On a 300cf acetylene tank costing 15$ to refill we were able to melt:
500g silver
250g silver
200g silver
200g jewelry bench dust
250g jewelry bench dust
180g fine gold
800g inquarted gold
800g inquarted gold
40g silver

After all this melting we are down to 50cf.

I preheat most of them with a propane torch just to save up. Its not an oxy type though. And I haven't refilled its tank for 3 months already.

I was thinking of switching to oxy/propane to save up. I know I can use the acetylene regulator, change the hose specifically for propane. What about the tips/mixers/etc?


----------



## butcher (Oct 1, 2016)

I have an oxygen/acetylene Victor torch, I got propane cutting tips and a rose bud for mine, you can find the tips very reasonable online. Make sure they fit the type of torch you are using (like Victor brand)...


----------



## snoman701 (Oct 11, 2016)

Are you certain on the regulator? You should double check. I know my victor's work fine, but they list at $400 ea. If all of the wettable parts are stainless, you are fine.

As for the hose, just use it. It will deteriorate a little faster with the LP gas, but you'll have to replace the hose anyway...then when you replace it, get the T rated.

Your cutting tips, yes, you'll need different ones. Check online, you'll likely find them a lot cheaper.

Welding tips will work the same...rosebud, not entirely sure. I've always been able to get a good flame, but it's not easy.


----------



## Lou (Oct 12, 2016)

rosebuds put out much more heat.


Propane is way more economic to melt with but you can't soot molds like you can with acetylene. 

Instead you buy boron nitride mold release and use that.


----------



## autumnwillow (Oct 12, 2016)

Its a harris acetylene regulator, I believe this should work fine on propane as long as I buy the adapter, the reading of content will not work though.
Would re-using my acetylene hose not go into flames? I read somewhere in a welding forum that using a used a acetylene hose with propane will disintegrate.

As for the soot, I learned from my craftsman that I can use gasoline and a tissue paper. Pour small amount of gasoline in a tissue paper, light it and there goes lots of carbon soot. This way I can totally discard my acetylene tanks.
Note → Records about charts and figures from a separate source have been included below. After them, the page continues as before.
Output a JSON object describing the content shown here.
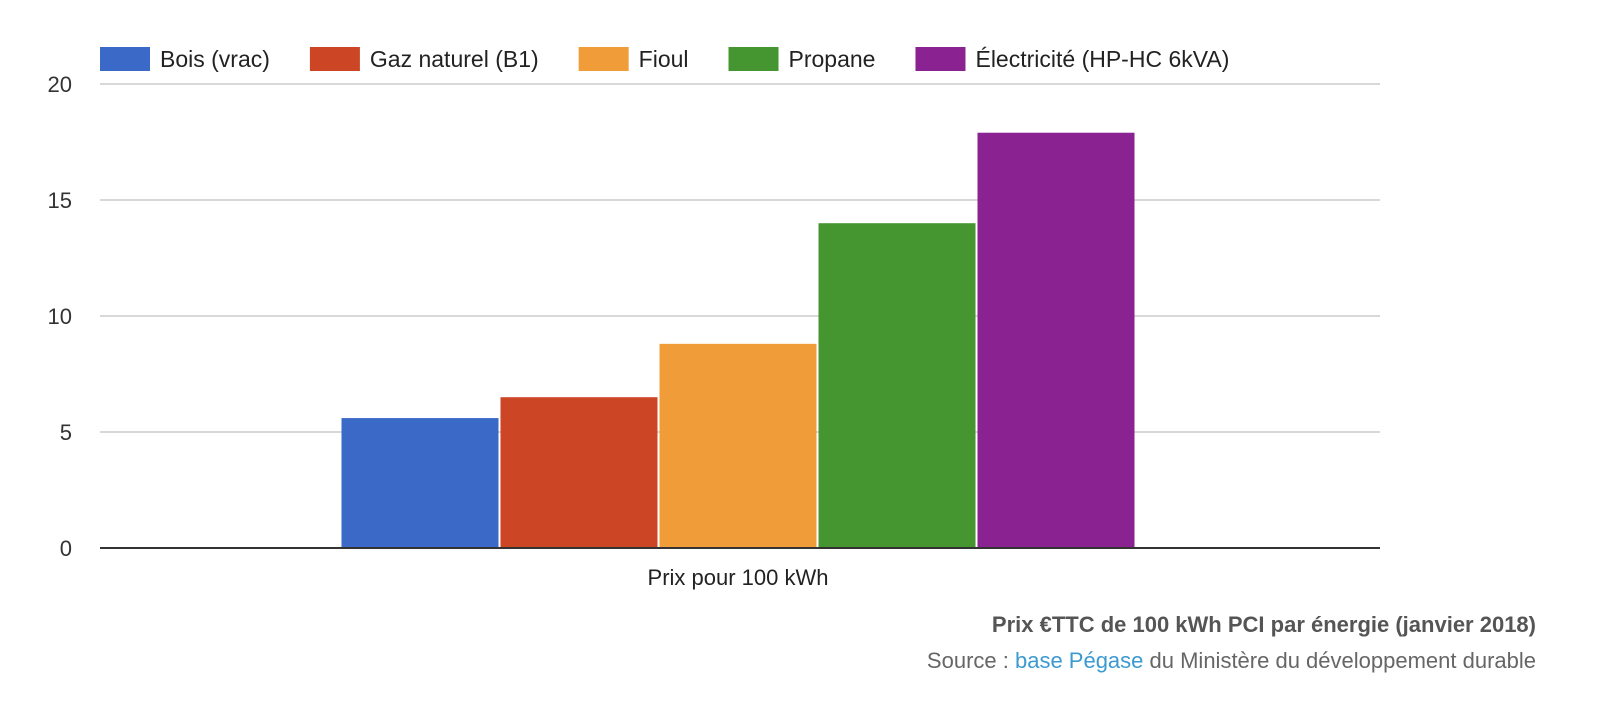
{
  "chart_data": {
    "type": "bar",
    "categories": [
      "Prix pour 100 kWh"
    ],
    "series": [
      {
        "name": "Bois (vrac)",
        "values": [
          5.6
        ],
        "color": "#3b69c8"
      },
      {
        "name": "Gaz naturel (B1)",
        "values": [
          6.5
        ],
        "color": "#cc4626"
      },
      {
        "name": "Fioul",
        "values": [
          8.8
        ],
        "color": "#f09c38"
      },
      {
        "name": "Propane",
        "values": [
          14.0
        ],
        "color": "#459530"
      },
      {
        "name": "Électricité (HP-HC 6kVA)",
        "values": [
          17.9
        ],
        "color": "#8a2291"
      }
    ],
    "ylim": [
      0,
      20
    ],
    "yticks": [
      0,
      5,
      10,
      15,
      20
    ],
    "grid": true,
    "legend_position": "top-left"
  },
  "caption": {
    "title": "Prix €TTC de 100 kWh PCI par énergie (janvier 2018)",
    "source_prefix": "Source : ",
    "source_link": "base Pégase",
    "source_suffix": " du Ministère du développement durable"
  }
}
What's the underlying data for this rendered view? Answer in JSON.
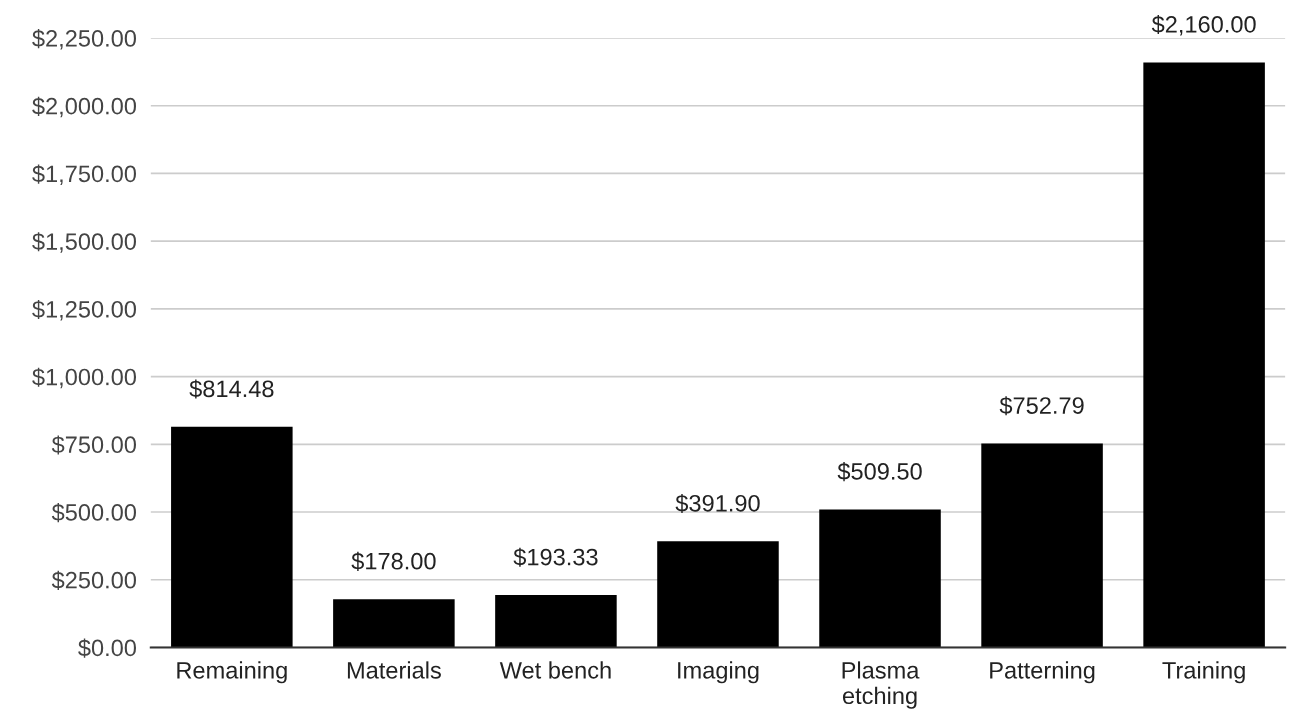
{
  "chart_data": {
    "type": "bar",
    "categories": [
      "Remaining",
      "Materials",
      "Wet bench",
      "Imaging",
      "Plasma\netching",
      "Patterning",
      "Training"
    ],
    "values": [
      814.48,
      178.0,
      193.33,
      391.9,
      509.5,
      752.79,
      2160.0
    ],
    "value_labels": [
      "$814.48",
      "$178.00",
      "$193.33",
      "$391.90",
      "$509.50",
      "$752.79",
      "$2,160.00"
    ],
    "color": "#000000",
    "ylim": [
      0,
      2250
    ],
    "yticks": [
      {
        "value": 0,
        "label": "$0.00"
      },
      {
        "value": 250,
        "label": "$250.00"
      },
      {
        "value": 500,
        "label": "$500.00"
      },
      {
        "value": 750,
        "label": "$750.00"
      },
      {
        "value": 1000,
        "label": "$1,000.00"
      },
      {
        "value": 1250,
        "label": "$1,250.00"
      },
      {
        "value": 1500,
        "label": "$1,500.00"
      },
      {
        "value": 1750,
        "label": "$1,750.00"
      },
      {
        "value": 2000,
        "label": "$2,000.00"
      },
      {
        "value": 2250,
        "label": "$2,250.00"
      }
    ],
    "grid": "y",
    "legend": false
  }
}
I bought the propane multi-heat tip and extension for my torch, it can go from 30,000 to 100,000 btu/hr. I think this should suffice.


----------



## snoman701 (Oct 15, 2016)

It depends on the seals in the regulator. If the seals in the regulator are rubber based, then propane can't be used. In Victor's, all wettable parts are stainless.

As for the hoses, yes, they will deteriorate faster, but it won't be an instant thing. My torch hoses are at least ten years old. If they were not rated for propane, I would have expected three or four years. They bulge out...it will become apparent. If you inspect your hoses every once in a while, then just replace when you notice problems, you'll be fine.


----------



## autumnwillow (Oct 23, 2016)

I got my tip last week, works well. I'm glad I bought it. More BTU/hr, lower temp but lots of heat.
When melting 1kg+ with acetylene it took us a lot of time as the heat were concentrated in a small area whereas with propane almost everything just melts at the same time.

I used an adapter for the acetylene regulator. I've been trying to search on the web on how to convert the content reading and couldn't find one.


----------